Mike Jennings: Yes. So I’d tell you that we’re older and wiser and — but for some operational issues, we’ve learned a lot. And I think we are more optimistic about what we see in the marketplace in respect of ability to place this product outside of California profitably, okay? So there are many other markets that we’ve become involved with. And certainly, with the current low LCFS price, that just opens the doors to placing these barrels otherwise. So much more opportunity to place the barrels than we initially understood. Beyond that, on the feedstock side, I think we found that maybe being a little more conservative relative to volumes and picking up the remainder in the spot market is probably the right strategy for us, given operational issues.
We really worn the scars of pushing forward excess inventory into further periods in a backward market structure.

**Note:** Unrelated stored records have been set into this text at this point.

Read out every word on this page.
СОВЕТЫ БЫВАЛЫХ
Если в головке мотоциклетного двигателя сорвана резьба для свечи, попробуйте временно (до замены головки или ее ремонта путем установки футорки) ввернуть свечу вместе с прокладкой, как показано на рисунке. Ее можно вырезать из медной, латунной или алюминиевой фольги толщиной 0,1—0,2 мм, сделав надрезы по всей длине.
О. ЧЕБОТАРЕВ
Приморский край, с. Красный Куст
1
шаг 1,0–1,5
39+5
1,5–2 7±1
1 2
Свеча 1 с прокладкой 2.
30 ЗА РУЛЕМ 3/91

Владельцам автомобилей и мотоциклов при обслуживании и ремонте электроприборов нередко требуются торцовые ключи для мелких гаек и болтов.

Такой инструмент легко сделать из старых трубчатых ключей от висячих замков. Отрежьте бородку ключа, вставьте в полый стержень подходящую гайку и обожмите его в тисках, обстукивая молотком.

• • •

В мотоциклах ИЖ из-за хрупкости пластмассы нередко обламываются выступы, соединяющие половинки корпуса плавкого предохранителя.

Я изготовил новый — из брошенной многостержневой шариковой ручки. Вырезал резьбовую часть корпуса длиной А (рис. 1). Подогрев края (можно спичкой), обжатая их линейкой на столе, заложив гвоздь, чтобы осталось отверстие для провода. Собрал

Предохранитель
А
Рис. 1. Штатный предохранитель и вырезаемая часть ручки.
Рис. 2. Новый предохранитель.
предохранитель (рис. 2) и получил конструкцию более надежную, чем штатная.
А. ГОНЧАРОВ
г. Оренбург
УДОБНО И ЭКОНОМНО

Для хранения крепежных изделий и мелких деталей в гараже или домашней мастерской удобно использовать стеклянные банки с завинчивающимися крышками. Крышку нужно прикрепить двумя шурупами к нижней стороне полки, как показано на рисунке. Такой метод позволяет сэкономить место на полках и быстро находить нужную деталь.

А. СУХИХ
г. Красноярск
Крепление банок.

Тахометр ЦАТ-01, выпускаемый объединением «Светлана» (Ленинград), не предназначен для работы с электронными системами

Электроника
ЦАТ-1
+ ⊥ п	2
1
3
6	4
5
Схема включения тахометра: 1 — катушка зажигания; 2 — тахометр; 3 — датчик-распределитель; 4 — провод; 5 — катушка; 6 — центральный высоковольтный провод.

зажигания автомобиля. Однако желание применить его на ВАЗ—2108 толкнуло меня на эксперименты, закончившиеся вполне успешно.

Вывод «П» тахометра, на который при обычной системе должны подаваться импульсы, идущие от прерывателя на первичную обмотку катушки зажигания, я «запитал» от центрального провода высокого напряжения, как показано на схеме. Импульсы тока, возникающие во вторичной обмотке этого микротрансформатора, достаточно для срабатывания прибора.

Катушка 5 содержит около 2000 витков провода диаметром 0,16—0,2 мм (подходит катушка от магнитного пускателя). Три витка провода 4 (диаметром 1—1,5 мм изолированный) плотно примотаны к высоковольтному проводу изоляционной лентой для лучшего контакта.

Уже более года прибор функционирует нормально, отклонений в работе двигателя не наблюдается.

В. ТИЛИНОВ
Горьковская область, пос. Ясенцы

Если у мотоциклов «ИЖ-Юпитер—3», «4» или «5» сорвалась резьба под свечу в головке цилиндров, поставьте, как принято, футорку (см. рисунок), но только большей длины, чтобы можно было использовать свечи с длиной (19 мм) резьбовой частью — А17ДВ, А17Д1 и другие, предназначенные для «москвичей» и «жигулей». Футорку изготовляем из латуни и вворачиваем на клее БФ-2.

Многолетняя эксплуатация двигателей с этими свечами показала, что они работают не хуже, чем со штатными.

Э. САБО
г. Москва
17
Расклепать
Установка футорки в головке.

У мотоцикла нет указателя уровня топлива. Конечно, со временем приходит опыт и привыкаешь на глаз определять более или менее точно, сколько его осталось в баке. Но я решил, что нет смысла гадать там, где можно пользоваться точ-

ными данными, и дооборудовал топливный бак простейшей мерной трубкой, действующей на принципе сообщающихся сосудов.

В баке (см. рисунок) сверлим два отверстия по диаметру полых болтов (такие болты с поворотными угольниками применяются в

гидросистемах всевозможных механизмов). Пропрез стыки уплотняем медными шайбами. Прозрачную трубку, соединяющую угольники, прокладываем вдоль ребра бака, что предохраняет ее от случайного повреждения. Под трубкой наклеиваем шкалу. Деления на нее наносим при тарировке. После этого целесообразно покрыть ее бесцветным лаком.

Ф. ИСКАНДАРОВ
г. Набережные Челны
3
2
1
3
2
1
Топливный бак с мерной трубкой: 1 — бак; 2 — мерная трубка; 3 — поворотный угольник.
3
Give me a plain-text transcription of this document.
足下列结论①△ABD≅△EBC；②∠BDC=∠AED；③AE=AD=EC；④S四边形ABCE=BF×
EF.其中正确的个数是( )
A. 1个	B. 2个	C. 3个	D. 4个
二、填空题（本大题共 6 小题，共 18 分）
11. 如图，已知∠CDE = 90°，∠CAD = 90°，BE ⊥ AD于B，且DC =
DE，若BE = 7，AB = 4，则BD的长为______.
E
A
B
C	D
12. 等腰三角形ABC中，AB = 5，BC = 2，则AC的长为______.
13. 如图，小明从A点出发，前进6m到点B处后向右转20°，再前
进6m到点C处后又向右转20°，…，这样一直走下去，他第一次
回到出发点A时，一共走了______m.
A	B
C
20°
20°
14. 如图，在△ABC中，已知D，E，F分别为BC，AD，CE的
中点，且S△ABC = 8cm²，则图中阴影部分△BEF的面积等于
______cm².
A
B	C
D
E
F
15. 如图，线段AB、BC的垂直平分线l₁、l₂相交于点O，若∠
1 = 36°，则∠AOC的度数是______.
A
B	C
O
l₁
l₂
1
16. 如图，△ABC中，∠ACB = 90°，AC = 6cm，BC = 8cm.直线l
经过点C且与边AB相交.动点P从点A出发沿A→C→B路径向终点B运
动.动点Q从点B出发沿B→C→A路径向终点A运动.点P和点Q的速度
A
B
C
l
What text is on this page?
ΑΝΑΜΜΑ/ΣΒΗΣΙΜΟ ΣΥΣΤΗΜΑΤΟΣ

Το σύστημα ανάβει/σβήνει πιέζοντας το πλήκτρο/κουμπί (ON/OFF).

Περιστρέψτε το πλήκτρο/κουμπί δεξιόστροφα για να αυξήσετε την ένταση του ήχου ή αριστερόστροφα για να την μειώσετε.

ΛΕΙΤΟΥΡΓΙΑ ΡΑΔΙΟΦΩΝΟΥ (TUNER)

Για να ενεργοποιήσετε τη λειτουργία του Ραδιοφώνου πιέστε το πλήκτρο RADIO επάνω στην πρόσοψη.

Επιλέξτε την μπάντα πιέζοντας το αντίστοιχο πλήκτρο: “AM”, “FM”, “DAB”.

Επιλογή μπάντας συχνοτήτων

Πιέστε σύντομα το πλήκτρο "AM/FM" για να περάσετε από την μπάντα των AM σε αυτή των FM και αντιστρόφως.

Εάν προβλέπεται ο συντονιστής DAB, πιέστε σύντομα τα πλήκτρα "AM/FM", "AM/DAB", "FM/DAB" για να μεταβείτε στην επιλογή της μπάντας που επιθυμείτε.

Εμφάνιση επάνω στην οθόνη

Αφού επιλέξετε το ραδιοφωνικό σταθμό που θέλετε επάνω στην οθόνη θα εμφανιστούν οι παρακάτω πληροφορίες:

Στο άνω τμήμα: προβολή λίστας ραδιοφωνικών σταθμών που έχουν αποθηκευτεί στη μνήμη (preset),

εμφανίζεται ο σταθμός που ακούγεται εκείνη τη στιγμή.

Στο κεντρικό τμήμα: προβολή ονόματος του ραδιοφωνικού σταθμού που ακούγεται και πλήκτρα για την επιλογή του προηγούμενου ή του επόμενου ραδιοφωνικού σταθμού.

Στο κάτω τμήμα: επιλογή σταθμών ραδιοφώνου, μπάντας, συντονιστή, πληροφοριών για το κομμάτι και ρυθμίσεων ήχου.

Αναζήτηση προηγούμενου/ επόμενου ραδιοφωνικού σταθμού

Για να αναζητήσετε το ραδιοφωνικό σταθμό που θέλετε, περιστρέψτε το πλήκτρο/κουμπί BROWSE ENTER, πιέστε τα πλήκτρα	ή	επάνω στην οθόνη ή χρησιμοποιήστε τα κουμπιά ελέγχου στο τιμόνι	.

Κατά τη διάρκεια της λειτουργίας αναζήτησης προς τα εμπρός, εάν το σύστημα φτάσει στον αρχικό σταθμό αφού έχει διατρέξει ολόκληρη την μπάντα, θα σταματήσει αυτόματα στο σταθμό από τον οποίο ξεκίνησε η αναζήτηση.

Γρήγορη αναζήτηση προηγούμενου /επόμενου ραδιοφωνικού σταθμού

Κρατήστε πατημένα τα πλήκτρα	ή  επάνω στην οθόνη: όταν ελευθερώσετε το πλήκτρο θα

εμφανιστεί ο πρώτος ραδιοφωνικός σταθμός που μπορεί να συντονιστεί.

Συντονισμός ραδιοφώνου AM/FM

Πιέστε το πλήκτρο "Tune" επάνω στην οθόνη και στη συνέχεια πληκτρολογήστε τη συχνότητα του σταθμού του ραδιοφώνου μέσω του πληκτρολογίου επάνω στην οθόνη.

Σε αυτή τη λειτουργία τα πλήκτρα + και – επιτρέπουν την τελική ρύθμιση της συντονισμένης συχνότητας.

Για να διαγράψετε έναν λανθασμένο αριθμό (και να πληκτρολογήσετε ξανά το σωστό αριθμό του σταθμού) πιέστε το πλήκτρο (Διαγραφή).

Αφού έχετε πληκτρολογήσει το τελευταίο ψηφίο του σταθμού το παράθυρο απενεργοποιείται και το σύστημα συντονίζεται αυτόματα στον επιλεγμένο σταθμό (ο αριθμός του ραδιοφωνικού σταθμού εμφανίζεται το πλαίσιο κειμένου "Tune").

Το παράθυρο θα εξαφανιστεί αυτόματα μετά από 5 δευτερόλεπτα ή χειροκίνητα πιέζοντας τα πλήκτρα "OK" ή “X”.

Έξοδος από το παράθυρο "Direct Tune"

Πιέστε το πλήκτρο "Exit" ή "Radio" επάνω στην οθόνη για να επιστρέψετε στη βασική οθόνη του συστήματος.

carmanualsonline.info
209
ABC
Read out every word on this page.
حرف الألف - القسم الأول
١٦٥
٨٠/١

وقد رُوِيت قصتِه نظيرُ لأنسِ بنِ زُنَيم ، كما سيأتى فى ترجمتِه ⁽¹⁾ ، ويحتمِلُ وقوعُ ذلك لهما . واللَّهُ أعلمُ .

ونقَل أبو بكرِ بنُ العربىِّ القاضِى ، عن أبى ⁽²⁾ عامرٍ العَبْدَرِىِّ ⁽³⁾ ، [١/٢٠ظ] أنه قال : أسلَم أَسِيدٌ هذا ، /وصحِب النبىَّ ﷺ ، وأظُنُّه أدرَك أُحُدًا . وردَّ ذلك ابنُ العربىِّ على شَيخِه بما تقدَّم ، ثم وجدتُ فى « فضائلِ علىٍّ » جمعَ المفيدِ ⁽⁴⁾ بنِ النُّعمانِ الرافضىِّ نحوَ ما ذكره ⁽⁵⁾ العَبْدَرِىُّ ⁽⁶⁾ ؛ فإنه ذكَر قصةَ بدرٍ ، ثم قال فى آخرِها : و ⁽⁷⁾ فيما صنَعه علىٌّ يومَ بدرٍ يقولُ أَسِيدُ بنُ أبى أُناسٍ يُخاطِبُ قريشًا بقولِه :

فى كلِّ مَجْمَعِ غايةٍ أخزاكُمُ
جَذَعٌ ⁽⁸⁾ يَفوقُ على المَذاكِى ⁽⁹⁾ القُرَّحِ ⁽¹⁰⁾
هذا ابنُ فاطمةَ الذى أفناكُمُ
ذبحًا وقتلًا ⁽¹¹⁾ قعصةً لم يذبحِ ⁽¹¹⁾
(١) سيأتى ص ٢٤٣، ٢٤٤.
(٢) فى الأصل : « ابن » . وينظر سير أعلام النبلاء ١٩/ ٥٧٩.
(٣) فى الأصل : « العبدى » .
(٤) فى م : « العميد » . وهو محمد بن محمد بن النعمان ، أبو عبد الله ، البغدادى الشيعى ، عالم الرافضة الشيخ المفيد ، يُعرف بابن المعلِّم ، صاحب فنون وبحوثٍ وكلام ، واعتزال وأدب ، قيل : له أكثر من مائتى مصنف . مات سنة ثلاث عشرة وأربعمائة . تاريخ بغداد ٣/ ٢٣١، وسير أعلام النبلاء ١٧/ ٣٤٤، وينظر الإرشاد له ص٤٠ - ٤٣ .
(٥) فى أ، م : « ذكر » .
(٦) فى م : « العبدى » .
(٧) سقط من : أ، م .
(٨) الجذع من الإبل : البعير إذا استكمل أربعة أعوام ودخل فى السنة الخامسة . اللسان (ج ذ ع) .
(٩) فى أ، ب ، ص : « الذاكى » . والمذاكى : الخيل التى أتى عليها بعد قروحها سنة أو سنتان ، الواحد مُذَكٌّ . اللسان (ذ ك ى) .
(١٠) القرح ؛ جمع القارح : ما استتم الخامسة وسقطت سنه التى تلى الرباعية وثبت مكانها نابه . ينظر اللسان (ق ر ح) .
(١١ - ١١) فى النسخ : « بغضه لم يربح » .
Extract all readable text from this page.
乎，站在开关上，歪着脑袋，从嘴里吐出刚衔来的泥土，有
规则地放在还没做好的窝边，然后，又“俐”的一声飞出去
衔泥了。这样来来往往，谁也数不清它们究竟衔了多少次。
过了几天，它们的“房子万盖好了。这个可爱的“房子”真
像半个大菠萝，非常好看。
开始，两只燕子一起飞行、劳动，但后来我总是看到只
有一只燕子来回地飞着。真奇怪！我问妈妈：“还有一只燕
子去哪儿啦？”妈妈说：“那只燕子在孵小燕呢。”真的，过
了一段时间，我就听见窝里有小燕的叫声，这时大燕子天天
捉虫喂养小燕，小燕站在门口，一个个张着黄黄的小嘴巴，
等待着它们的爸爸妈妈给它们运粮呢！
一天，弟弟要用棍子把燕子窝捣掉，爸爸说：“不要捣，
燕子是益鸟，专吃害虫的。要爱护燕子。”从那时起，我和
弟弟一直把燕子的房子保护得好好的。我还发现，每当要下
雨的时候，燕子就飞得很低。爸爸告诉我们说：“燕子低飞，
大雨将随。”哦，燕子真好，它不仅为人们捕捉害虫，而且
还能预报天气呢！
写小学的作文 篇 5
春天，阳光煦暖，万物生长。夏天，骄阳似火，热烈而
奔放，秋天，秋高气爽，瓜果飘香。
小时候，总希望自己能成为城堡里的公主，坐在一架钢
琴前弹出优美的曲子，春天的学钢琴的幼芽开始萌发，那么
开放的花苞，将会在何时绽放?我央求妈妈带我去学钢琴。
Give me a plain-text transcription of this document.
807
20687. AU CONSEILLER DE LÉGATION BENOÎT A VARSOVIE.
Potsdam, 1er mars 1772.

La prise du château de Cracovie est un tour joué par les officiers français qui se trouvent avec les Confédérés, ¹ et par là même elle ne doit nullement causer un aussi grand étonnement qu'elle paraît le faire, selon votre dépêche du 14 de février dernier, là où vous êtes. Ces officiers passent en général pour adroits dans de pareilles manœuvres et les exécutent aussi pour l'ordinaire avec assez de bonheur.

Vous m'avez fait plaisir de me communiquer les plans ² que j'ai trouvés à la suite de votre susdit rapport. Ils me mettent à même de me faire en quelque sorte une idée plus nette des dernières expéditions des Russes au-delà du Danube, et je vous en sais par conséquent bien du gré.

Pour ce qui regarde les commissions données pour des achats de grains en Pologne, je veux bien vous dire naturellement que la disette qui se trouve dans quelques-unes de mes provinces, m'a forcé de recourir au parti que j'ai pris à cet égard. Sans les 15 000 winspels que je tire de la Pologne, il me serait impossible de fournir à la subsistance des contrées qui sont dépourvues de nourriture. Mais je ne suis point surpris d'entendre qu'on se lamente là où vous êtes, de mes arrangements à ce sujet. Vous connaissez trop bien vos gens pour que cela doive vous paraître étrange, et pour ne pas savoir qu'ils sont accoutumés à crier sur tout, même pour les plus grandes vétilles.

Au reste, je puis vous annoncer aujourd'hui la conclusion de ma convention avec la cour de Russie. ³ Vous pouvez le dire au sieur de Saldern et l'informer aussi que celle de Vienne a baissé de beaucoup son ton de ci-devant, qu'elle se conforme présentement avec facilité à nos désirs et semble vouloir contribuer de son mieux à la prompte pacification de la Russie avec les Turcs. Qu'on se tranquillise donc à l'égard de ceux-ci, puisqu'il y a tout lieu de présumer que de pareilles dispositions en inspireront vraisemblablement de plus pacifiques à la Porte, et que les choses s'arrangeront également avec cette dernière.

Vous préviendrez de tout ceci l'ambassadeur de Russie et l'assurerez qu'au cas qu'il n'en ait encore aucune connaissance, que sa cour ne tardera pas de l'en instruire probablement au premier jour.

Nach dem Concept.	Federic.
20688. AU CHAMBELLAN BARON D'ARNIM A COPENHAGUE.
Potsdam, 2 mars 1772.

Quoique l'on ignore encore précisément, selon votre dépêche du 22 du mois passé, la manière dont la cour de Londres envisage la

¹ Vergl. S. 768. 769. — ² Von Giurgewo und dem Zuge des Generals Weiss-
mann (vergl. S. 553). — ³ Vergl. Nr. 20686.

And that’s a big piece of cost in terms of our profitability. So probably a little different strategy on that front. With respect to the more strategic of what feedstocks are right for our plants, the PTU is operating like a gem. The yields coming off of that unit are higher than we anticipated and the reliability is good. The downstream units, I can’t say the same about, but we’ll fix that. But the PTU is great. And the ability to put new and lower CI feeds in is going to be strategically something that’s really important to us. We’re working on a venture at present that we can’t disclose, but really it’s a bit of a game changer if we can get it done, but it’s heavily dependent on having the PTU.
So I’d say, overall, well, diesel prices have softened recently, and that gets into the profitability. The overall market structure in terms of the ag oils has come down as well and the RIN price kind of bridges that gap. So we feel like the margin structure, if you will, or the market structure is there for us. The optimization will happen through improved operations, greater hydrogen availability and new or second-generation feedstocks.
Operator: Your next question comes from the line of Doug Leggate from Bank of America.
Doug Leggate : You caught me make coffee there, I apologize. Mike, I guess we only just got a short time to see each other recently, and you’re taking off again. So congratulations to both of you guys. Tim, looking forward to seeing what you’re going to do here. And that really is my kind of first question, if I may. Just at a high level, what should we expect as we look forward, continuity of strategy or something different? And I guess there’s maybe a part A and a part B to this, then that will be my 2 questions. The part A is, Mike, you — it seems to me you were never really bought in to the lubricants as a part of — at least a vertically integrated part of the portfolio, it seems. How does this position in the company going forward could be looking at potential monetization?
That’s number one. And number two is — and this is kind of a tough one, I guess, but the legacy reliability of the stand-alone HollyFrontier business was always the Achilles heel in the portfolio relative, let’s say, to your peers. And it now seems the same thing as kind of happening when you acquired Sinclair assets. What assurances can you give the market that those reliabilities are somewhat not structurally endemic to the portfolio or to the business that you can actually work on these going forward? And I’ll leave it there.